How do I integrate 4x^2/(x^3-8) from 0 to 8
It is an improper integral and I know it diverges but I don't know why
i found u=x^3-8
but am getting stuck after that
How do I integrate 4x^2/(x^3-8) from 0 to 8
It is an improper integral and I know it diverges but I don't know why
i found u=x^3-8
but am getting stuck after that
Or you can use a u substitution that you tried.
We have u = x^{3} - 8, and du = 3x^{2}dx so
∫ [4x^{2}/(x^{3 }- 8)] dx = (4/3) ∫ du/u = (4/3) ln|u| + C = (4/3) ln|x^{3 }- 8| + C
from 0 to 8 it diverges since at x = 2 you get (4/3) ln 0 → ∞ as said by Robert.
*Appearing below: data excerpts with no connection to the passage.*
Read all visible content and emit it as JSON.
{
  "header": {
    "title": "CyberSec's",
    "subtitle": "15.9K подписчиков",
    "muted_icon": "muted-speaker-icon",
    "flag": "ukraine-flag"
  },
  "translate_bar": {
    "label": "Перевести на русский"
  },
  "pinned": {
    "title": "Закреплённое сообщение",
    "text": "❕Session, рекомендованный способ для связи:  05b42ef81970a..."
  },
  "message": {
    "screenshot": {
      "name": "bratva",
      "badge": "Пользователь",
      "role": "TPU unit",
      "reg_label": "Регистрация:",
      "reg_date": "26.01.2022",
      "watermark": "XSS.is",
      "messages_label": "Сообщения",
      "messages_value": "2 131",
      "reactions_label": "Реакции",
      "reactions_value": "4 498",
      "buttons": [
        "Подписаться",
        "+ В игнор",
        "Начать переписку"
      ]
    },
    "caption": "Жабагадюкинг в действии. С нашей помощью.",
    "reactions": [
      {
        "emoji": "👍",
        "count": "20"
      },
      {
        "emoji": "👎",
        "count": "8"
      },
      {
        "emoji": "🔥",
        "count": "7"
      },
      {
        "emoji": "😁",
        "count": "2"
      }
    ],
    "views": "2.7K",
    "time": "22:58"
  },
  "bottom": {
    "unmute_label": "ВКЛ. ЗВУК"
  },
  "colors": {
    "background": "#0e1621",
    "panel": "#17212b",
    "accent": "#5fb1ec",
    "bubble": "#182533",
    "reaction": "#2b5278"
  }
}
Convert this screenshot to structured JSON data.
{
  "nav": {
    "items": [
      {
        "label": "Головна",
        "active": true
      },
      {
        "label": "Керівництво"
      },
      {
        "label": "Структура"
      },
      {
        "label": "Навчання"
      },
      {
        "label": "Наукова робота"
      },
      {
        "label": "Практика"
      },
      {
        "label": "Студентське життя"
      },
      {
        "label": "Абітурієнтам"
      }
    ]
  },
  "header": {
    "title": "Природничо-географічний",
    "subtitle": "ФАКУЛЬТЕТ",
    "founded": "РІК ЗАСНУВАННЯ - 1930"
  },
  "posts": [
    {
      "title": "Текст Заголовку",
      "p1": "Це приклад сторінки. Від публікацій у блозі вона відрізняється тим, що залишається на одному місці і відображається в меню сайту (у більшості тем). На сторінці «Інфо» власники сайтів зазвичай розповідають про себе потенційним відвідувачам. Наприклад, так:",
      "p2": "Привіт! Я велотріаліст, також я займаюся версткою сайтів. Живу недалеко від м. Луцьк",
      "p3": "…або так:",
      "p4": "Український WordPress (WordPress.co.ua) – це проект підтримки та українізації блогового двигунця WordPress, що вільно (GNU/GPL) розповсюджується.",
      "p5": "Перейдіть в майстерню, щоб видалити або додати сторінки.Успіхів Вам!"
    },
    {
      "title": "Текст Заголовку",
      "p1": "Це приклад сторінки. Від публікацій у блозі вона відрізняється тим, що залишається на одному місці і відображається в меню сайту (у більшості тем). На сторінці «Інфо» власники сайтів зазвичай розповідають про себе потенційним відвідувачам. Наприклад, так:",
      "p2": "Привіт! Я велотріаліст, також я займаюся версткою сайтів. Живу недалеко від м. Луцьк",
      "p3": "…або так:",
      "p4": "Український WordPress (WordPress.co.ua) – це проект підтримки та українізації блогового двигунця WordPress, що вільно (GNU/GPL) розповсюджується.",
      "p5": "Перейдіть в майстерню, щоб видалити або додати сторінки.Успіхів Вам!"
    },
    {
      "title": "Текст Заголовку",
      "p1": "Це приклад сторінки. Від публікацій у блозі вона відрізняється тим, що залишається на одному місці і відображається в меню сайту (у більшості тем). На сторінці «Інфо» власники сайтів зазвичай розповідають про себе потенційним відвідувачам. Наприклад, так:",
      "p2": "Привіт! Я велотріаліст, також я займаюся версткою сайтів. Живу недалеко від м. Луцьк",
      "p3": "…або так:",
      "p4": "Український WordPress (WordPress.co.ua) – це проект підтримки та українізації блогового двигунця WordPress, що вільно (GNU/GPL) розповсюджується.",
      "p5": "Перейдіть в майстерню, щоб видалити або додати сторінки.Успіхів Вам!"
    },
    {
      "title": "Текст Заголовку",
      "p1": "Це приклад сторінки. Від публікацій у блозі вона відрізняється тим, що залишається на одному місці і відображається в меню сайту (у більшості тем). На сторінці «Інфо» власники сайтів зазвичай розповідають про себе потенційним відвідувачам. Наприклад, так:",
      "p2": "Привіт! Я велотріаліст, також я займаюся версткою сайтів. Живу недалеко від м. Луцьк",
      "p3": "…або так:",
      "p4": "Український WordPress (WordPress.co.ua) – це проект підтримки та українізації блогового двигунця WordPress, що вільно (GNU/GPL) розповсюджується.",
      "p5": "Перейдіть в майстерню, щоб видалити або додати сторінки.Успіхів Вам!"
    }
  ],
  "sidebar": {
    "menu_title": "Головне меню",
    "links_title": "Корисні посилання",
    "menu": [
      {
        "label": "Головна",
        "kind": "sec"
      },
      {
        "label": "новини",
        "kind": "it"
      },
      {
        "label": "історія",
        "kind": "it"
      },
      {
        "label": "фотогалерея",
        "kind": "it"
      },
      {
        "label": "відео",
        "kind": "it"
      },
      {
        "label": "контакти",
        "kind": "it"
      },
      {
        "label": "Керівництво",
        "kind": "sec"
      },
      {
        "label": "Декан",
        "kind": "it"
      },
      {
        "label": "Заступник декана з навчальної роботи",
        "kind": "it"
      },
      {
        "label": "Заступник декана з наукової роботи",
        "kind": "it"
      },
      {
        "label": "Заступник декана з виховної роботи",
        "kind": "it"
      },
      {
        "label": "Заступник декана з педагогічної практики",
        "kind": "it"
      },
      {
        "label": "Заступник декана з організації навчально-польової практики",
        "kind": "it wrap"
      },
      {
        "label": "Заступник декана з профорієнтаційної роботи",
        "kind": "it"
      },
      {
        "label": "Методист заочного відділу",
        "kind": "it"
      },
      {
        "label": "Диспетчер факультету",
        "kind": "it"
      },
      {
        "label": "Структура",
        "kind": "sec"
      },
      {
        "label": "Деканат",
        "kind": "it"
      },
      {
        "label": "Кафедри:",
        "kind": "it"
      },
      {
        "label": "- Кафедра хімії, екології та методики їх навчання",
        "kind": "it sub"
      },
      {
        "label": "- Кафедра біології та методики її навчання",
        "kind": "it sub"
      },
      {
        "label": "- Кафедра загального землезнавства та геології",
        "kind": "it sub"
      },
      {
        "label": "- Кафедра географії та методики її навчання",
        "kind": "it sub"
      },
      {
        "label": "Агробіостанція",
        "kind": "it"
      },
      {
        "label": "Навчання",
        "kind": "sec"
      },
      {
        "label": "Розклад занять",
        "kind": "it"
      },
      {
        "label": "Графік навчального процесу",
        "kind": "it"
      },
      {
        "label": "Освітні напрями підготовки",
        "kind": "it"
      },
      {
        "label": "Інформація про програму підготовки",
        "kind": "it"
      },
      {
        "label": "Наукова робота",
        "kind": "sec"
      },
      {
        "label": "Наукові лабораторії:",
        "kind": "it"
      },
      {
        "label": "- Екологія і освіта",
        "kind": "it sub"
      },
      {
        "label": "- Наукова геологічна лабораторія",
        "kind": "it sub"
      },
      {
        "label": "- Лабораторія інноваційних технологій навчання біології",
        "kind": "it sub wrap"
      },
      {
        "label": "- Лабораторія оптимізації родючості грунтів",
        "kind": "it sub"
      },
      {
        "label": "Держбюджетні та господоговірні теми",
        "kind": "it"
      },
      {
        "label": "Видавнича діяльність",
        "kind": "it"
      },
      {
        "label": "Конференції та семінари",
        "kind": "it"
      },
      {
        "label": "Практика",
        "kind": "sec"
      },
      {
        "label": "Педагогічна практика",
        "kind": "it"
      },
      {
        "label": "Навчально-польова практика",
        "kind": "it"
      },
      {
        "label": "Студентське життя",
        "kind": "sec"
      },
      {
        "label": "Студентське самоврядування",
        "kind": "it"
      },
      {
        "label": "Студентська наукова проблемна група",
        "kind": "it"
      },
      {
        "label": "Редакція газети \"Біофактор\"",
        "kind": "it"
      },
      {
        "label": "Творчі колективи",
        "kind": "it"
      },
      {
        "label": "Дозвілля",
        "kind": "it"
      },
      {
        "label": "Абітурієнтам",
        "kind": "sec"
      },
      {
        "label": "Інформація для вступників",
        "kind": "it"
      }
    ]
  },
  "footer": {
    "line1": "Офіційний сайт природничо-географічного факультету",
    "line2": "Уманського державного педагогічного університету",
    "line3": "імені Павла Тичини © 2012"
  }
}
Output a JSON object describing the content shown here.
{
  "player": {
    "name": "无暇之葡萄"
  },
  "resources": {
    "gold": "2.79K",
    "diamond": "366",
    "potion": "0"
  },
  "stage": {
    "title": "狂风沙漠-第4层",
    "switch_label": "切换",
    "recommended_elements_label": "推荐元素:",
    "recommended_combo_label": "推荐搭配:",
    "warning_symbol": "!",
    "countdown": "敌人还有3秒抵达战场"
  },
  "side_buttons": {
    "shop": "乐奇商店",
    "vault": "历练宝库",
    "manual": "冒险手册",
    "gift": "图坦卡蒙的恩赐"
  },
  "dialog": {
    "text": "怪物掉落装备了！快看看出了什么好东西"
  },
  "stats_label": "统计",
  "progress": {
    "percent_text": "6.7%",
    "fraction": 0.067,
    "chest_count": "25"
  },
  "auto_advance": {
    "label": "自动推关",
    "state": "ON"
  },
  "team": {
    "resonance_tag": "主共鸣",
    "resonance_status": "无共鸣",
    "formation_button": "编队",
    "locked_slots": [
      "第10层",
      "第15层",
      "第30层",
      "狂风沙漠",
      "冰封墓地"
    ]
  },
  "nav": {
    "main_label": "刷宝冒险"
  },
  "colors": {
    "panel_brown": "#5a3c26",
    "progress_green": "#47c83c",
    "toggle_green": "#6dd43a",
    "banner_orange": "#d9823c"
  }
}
You can tell it diverges even before doing the integral, because at x = 2, the denominator of 4x^{2}/(x^{3} - 8) is zero. There's a vertical asymptote at x = 2 (and that makes it difficult to find the area under the curve!).
Remember that that's the point of integration - to find the area under a curve, and you can't find the area under a vertical asymptote. Looking at a graph of the function may help to see this:
∫4x^2/(x^3-8) dx
= ∫(4/3)/(x^3-8) d(x^3-8)
= (4/3)ln|x^3-8|, which approaches infinity as x --> 2.
So, the integral diverges.
Comments
Wow thanks for your help
That actually makes sense